All perforations in our series occurred on the right side. Uribe and Deukmedjian32 found that 78% of visceral injuries followed a left-side approach, though associated spinal deformities were not mentioned. The side of approach in scoliosis is mainly dependent on surgeon preference and the spinal anatomy. In a case series of 8 spinal deformity patients undergoing TPIF, Tormenti et al26 reported 1 bowel perforation. Although the authors suggested the rotatory component of the scoliotic spine increases the likelihood of injury to the retroperitoneal structures, they did not discuss this in detail. Uribe and Deukmedjian32 found that 70% of bowel injury cases were associated with single-incision lateral procedures. However, the authors were unable to support this as a significant finding because of a lack of data regarding the number of incisions in the comparative group without visceral injuries.32 A single-incision for a multilevel interbody fusion might lead to higher angulation and different retractor placement. This could lead to an impaired intraoperative view/vision and contribute to injuries of retroperitoneal organs.
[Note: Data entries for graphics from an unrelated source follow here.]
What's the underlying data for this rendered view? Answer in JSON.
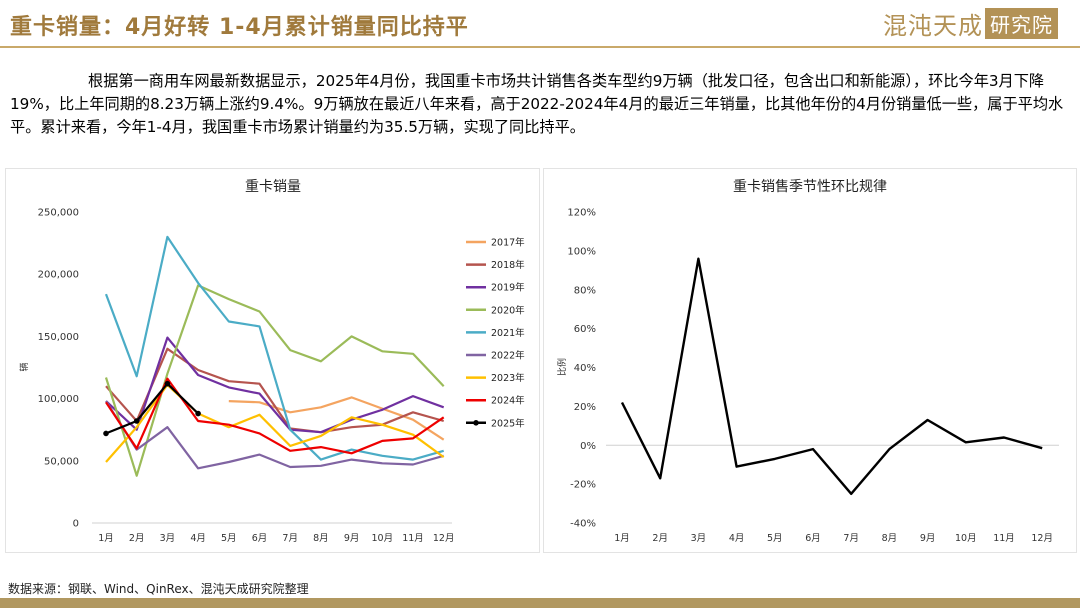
{
  "page": {
    "title": "重卡销量：4月好转 1-4月累计销量同比持平",
    "logo_text_a": "混沌天成",
    "logo_text_b": "研究院",
    "paragraph": "根据第一商用车网最新数据显示，2025年4月份，我国重卡市场共计销售各类车型约9万辆（批发口径，包含出口和新能源），环比今年3月下降19%，比上年同期的8.23万辆上涨约9.4%。9万辆放在最近八年来看，高于2022-2024年4月的最近三年销量，比其他年份的4月份销量低一些，属于平均水平。累计来看，今年1-4月，我国重卡市场累计销量约为35.5万辆，实现了同比持平。",
    "source": "数据来源：钢联、Wind、QinRex、混沌天成研究院整理"
  },
  "colors": {
    "accent": "#a07a3c",
    "rule": "#c9a96a",
    "footer": "#b19860"
  },
  "chart_data": [
    {
      "type": "line",
      "title": "重卡销量",
      "xlabel": "",
      "ylabel": "辆",
      "categories": [
        "1月",
        "2月",
        "3月",
        "4月",
        "5月",
        "6月",
        "7月",
        "8月",
        "9月",
        "10月",
        "11月",
        "12月"
      ],
      "ylim": [
        0,
        250000
      ],
      "yticks": [
        0,
        50000,
        100000,
        150000,
        200000,
        250000
      ],
      "ytick_labels": [
        "0",
        "50,000",
        "100,000",
        "150,000",
        "200,000",
        "250,000"
      ],
      "grid": false,
      "legend": "right",
      "series": [
        {
          "name": "2017年",
          "color": "#f4a460",
          "values": [
            null,
            null,
            null,
            null,
            98000,
            97000,
            89000,
            93000,
            101000,
            92000,
            83000,
            67000
          ]
        },
        {
          "name": "2018年",
          "color": "#b5544e",
          "values": [
            110000,
            82000,
            140000,
            123000,
            114000,
            112000,
            76000,
            73000,
            77000,
            79000,
            89000,
            82000
          ]
        },
        {
          "name": "2019年",
          "color": "#7030a0",
          "values": [
            98000,
            75000,
            149000,
            119000,
            109000,
            104000,
            75000,
            73000,
            83000,
            91000,
            102000,
            93000
          ]
        },
        {
          "name": "2020年",
          "color": "#9bbb59",
          "values": [
            117000,
            38000,
            120000,
            191000,
            180000,
            170000,
            139000,
            130000,
            150000,
            138000,
            136000,
            110000
          ]
        },
        {
          "name": "2021年",
          "color": "#4bacc6",
          "values": [
            184000,
            118000,
            230000,
            193000,
            162000,
            158000,
            75000,
            51000,
            59000,
            54000,
            51000,
            58000
          ]
        },
        {
          "name": "2022年",
          "color": "#8064a2",
          "values": [
            98000,
            59000,
            77000,
            44000,
            49000,
            55000,
            45000,
            46000,
            51000,
            48000,
            47000,
            54000
          ]
        },
        {
          "name": "2023年",
          "color": "#ffc000",
          "values": [
            49000,
            77000,
            111000,
            88000,
            77000,
            87000,
            62000,
            70000,
            85000,
            79000,
            71000,
            53000
          ]
        },
        {
          "name": "2024年",
          "color": "#ee0000",
          "values": [
            97000,
            60000,
            116000,
            82000,
            79000,
            72000,
            58000,
            61000,
            56000,
            66000,
            68000,
            85000
          ]
        },
        {
          "name": "2025年",
          "color": "#000000",
          "values": [
            72000,
            82000,
            112000,
            88000,
            null,
            null,
            null,
            null,
            null,
            null,
            null,
            null
          ]
        }
      ]
    },
    {
      "type": "line",
      "title": "重卡销售季节性环比规律",
      "xlabel": "",
      "ylabel": "比例",
      "categories": [
        "1月",
        "2月",
        "3月",
        "4月",
        "5月",
        "6月",
        "7月",
        "8月",
        "9月",
        "10月",
        "11月",
        "12月"
      ],
      "ylim": [
        -40,
        120
      ],
      "yticks": [
        -40,
        -20,
        0,
        20,
        40,
        60,
        80,
        100,
        120
      ],
      "ytick_labels": [
        "-40%",
        "-20%",
        "0%",
        "20%",
        "40%",
        "60%",
        "80%",
        "100%",
        "120%"
      ],
      "grid": false,
      "series": [
        {
          "color": "#000000",
          "values": [
            22,
            -17,
            96,
            -11,
            -7,
            -2,
            -25,
            -2,
            13,
            1.5,
            4,
            -1.5
          ]
        }
      ]
    }
  ]
}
This study is subject to several limitations. The small cohort and the retrospective design as well as the generally low incidence of visceral injury makes it difficult to draw strong conclusions about procedure-specific visceral injury risk.

Conclusions

Bowel injuries following interbody fusion procedures involving lateral approaches to the lumbar spine are rare. We note abdominal pain, distention, and fever as the most common findings in the setting of a visceral injury and emphasize the importance of maintaining a high index of suspicion postoperatively for bowel perforation. Owing to anatomical variability in the site of injury, TPIF can cause injury in the posterior wall of the colon, leading to retroperitoneal abscess formation and a delayed presentation. A high index of suspicion and CT imaging remain critical for identifying postoperative bowel injuries.

Footnotes

Declaration of Conflicting Interests: The author(s) declared no potential conflicts of interest with respect to the research, authorship, and/or publication of this article.

Funding: The author(s) received no financial support for the research, authorship, and/or publication of this article.